EVALUATING UNROLLED OPTIMIZATION MODEL ARCHITECTURES FOR OCEANOGRAPHIC DATA ASSIMILATION
Author(s) : Chaima Bounadra, Paul De Nailly
In response to the reviewer's feedback, we made several revisions to improve accessibility and technical clarity. We simplified the title to ``Evaluating Unrolled Optimization Model Architectures for Oceanographic Data Assimilation,'' removing jargon such as ``SWOT-era.'' We rewrote the abstract to explicitly define unrolled optimization models for a non-expert audience.

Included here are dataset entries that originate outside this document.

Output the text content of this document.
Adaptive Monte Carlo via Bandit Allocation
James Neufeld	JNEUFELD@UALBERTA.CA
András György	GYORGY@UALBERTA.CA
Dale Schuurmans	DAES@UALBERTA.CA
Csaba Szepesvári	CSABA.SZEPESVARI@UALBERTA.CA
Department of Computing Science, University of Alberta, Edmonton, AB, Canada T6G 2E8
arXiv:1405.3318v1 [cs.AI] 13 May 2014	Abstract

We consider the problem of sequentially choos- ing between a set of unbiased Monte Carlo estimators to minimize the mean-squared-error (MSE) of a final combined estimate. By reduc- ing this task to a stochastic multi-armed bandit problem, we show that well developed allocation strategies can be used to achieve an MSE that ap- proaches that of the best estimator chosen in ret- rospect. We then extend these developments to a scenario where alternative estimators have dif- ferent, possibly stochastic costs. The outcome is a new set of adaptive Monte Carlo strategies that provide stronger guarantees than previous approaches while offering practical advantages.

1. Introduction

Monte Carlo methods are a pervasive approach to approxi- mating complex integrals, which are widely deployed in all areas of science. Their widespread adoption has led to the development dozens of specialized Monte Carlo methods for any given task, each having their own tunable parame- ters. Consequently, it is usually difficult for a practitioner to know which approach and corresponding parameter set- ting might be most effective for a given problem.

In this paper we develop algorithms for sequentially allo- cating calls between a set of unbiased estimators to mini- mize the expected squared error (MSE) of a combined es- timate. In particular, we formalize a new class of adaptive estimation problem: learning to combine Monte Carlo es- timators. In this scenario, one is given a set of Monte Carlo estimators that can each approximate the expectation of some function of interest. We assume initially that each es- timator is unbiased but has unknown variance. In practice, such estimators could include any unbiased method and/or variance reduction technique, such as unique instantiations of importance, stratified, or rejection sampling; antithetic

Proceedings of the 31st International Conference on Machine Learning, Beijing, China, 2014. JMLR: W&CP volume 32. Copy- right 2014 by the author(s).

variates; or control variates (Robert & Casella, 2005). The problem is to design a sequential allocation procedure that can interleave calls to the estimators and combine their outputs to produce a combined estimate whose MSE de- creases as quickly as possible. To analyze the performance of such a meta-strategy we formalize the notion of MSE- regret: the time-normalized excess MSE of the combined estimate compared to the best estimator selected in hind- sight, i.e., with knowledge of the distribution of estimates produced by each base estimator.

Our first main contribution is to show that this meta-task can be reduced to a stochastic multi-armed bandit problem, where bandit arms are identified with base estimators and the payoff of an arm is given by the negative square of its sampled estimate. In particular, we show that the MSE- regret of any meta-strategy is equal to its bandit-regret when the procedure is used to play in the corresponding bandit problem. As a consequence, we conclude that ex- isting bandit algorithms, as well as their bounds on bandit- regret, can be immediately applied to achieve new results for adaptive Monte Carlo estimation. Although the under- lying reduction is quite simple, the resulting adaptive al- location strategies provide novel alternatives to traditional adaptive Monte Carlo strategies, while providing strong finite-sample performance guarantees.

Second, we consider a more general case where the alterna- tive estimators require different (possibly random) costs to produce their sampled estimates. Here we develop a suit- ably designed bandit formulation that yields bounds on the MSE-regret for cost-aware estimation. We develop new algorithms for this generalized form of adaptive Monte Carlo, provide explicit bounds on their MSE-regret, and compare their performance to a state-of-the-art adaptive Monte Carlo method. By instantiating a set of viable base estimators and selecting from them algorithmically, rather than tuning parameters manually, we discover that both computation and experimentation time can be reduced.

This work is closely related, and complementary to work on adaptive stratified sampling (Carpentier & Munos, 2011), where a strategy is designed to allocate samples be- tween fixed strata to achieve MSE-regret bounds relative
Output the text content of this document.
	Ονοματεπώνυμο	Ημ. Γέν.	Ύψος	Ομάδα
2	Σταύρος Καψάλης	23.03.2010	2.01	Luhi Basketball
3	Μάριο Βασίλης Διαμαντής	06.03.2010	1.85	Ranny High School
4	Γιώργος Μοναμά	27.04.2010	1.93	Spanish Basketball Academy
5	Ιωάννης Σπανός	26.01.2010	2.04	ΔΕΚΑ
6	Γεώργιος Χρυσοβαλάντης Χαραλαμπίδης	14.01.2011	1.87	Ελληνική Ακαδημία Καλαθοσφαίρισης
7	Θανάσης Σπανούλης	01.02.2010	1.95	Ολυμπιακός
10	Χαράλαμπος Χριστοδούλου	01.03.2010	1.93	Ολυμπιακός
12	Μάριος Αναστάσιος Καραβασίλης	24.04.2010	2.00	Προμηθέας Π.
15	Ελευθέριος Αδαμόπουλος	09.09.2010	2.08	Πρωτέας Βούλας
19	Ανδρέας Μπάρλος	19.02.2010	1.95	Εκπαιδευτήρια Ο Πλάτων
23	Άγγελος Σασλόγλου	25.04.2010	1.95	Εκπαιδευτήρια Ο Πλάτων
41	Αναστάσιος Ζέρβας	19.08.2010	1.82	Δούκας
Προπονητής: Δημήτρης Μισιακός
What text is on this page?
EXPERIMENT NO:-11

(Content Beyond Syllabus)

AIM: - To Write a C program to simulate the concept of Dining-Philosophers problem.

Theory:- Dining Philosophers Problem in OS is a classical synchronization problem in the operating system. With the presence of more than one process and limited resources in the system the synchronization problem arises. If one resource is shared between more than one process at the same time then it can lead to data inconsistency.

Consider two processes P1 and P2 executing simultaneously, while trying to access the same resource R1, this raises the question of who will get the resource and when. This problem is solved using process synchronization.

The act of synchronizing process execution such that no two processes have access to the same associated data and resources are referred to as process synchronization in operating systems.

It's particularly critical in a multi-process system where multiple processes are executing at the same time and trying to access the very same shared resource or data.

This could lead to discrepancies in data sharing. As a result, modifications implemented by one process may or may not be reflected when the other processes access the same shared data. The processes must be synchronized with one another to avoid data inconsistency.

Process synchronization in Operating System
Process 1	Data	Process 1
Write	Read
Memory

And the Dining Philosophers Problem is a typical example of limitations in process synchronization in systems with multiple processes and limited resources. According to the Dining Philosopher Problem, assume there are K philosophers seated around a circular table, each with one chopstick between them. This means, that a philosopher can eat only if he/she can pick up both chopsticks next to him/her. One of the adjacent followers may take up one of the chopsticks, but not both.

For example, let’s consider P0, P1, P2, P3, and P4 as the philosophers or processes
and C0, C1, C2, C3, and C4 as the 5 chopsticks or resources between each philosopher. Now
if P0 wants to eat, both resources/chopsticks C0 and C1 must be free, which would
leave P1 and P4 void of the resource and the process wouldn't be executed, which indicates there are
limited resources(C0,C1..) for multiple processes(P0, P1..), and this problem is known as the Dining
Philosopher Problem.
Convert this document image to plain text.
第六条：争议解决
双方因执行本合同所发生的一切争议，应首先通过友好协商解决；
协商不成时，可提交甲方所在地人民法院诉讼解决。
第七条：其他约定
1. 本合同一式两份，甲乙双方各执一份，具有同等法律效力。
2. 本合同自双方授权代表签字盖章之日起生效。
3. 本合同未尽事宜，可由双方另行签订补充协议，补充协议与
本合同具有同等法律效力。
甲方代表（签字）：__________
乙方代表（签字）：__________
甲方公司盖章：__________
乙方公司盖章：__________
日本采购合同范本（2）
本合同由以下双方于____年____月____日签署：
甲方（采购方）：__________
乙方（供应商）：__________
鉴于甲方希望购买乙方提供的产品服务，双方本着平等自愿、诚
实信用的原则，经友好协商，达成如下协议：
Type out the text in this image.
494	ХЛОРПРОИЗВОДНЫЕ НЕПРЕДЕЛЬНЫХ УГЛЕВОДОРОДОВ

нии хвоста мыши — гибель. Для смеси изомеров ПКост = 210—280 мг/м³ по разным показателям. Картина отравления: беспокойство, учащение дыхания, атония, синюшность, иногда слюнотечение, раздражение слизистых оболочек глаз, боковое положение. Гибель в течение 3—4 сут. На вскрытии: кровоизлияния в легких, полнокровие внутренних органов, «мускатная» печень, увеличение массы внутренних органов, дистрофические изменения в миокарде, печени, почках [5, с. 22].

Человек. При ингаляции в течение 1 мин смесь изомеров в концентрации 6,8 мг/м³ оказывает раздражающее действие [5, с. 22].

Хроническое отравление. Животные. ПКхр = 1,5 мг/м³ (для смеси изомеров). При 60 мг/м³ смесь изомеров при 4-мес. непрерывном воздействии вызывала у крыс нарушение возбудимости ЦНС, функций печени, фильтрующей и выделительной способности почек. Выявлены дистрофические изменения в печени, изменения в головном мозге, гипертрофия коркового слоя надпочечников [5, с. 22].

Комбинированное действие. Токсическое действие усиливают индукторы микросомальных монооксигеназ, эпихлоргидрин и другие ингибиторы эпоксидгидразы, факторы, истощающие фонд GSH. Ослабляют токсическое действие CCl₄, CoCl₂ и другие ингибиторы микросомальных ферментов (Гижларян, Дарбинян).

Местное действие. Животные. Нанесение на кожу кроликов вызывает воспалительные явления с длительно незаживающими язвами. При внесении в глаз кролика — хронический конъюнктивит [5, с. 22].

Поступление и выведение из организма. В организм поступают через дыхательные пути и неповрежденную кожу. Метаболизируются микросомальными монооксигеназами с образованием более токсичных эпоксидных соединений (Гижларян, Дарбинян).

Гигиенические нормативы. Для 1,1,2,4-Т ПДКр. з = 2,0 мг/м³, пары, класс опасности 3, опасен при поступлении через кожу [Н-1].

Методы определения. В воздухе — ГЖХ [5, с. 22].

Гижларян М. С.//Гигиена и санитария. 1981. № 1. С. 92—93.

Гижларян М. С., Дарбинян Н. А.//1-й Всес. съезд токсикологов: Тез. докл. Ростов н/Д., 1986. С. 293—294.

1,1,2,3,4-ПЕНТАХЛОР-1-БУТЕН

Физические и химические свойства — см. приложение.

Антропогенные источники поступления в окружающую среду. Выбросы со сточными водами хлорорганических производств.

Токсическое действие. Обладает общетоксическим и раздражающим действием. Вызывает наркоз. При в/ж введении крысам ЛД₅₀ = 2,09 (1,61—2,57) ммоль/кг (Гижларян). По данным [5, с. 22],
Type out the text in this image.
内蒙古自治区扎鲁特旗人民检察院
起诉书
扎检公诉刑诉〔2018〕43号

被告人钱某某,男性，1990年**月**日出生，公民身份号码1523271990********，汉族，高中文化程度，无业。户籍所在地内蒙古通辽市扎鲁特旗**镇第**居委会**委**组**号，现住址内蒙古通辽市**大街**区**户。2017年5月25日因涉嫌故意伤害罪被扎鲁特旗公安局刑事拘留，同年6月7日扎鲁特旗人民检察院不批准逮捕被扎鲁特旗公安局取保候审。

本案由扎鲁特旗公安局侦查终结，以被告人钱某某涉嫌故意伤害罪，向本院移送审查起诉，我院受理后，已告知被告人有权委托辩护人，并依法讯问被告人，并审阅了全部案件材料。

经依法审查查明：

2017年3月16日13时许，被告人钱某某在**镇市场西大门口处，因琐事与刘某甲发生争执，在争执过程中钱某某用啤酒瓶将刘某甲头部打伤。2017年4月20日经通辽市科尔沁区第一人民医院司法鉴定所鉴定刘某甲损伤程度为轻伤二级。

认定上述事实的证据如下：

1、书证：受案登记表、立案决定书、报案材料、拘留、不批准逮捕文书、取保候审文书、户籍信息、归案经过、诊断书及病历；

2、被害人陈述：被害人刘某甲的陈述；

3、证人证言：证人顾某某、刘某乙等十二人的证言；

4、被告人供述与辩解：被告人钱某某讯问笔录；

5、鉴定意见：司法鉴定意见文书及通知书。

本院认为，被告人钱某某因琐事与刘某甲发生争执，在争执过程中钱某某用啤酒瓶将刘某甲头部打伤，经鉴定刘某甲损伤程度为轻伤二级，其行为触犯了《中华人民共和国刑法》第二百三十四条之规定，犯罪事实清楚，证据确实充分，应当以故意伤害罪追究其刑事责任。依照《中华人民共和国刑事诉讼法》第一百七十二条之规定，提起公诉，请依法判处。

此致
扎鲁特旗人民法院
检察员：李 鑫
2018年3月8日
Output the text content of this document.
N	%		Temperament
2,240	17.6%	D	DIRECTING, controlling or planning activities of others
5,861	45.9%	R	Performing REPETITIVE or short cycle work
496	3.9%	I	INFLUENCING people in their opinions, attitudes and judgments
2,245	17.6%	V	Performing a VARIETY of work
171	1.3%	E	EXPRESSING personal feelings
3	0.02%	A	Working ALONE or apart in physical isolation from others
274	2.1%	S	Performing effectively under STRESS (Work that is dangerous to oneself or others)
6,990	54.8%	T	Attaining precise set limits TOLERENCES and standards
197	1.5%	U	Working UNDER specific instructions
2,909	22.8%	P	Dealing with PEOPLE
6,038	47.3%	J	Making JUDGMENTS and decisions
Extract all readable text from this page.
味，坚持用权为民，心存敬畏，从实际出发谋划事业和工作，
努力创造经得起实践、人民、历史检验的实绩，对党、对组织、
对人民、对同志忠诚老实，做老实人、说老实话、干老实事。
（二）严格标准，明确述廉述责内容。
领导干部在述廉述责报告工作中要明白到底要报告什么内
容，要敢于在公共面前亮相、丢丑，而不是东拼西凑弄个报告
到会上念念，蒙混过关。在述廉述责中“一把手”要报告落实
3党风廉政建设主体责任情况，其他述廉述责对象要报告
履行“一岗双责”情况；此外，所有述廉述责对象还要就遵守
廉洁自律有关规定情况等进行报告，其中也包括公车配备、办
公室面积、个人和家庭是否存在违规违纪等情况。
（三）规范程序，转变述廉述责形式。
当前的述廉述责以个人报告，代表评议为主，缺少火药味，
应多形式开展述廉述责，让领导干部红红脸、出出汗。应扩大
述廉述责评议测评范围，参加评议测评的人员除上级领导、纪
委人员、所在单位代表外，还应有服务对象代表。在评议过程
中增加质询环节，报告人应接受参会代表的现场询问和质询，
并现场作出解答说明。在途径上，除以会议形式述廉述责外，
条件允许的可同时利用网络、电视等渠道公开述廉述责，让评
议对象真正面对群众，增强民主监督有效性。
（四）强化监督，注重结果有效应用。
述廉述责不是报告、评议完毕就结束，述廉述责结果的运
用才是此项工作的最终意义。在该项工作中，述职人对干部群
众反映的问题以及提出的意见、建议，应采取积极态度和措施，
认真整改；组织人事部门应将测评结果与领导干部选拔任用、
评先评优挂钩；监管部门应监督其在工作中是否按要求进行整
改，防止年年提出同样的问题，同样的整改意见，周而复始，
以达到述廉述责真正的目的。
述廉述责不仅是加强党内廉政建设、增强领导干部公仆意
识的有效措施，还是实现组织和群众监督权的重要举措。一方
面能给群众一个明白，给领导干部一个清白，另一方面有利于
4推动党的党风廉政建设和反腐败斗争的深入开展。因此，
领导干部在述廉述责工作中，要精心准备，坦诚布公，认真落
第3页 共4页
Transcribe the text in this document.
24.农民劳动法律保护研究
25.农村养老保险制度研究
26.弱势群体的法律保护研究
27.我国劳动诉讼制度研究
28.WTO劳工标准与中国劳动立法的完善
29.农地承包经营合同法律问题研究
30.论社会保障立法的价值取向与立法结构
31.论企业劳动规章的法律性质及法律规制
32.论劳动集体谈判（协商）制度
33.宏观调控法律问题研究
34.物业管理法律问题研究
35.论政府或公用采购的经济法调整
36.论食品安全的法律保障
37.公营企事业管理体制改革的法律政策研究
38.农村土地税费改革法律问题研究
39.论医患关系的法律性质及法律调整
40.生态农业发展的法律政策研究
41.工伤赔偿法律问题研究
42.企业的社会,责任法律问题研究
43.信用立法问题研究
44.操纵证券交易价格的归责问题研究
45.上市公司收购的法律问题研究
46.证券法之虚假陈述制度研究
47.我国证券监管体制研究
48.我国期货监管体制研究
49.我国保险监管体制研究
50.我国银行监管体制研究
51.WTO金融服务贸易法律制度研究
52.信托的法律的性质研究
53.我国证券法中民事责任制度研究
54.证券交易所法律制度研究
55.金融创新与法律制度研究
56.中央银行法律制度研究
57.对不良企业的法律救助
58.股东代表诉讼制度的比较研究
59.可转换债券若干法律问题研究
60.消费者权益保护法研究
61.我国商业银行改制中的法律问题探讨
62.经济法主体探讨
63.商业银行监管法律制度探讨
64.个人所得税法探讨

In the Background section, we removed the unsourced ``90\% of oceanic kinetic energy'' statistic and expanded the description of 4DVarNet with the variational cost function $J(x) = J_{\text{obs}}(x, y) + J_{\text{prior}}(x; \Phi)$ and iterative update rule $x^{(k+1)} = x^{(k)} - \alpha \nabla_x J(x^{(k)})$. In the Methods section, we specified the network architecture (UNet with 128 channels, bilinear interpolation, 0.1 dropout), replacing the vague ``multi-scale residual design'' phrase. We converted ``Expected Results'' to ``Results'' presenting actual obtained metrics, and added new statistical analyses: a spatial effective resolution map (Figure 1) and a regional variance score table (Table 1) covering coastal, offshore, equatorial, and Arctic regions.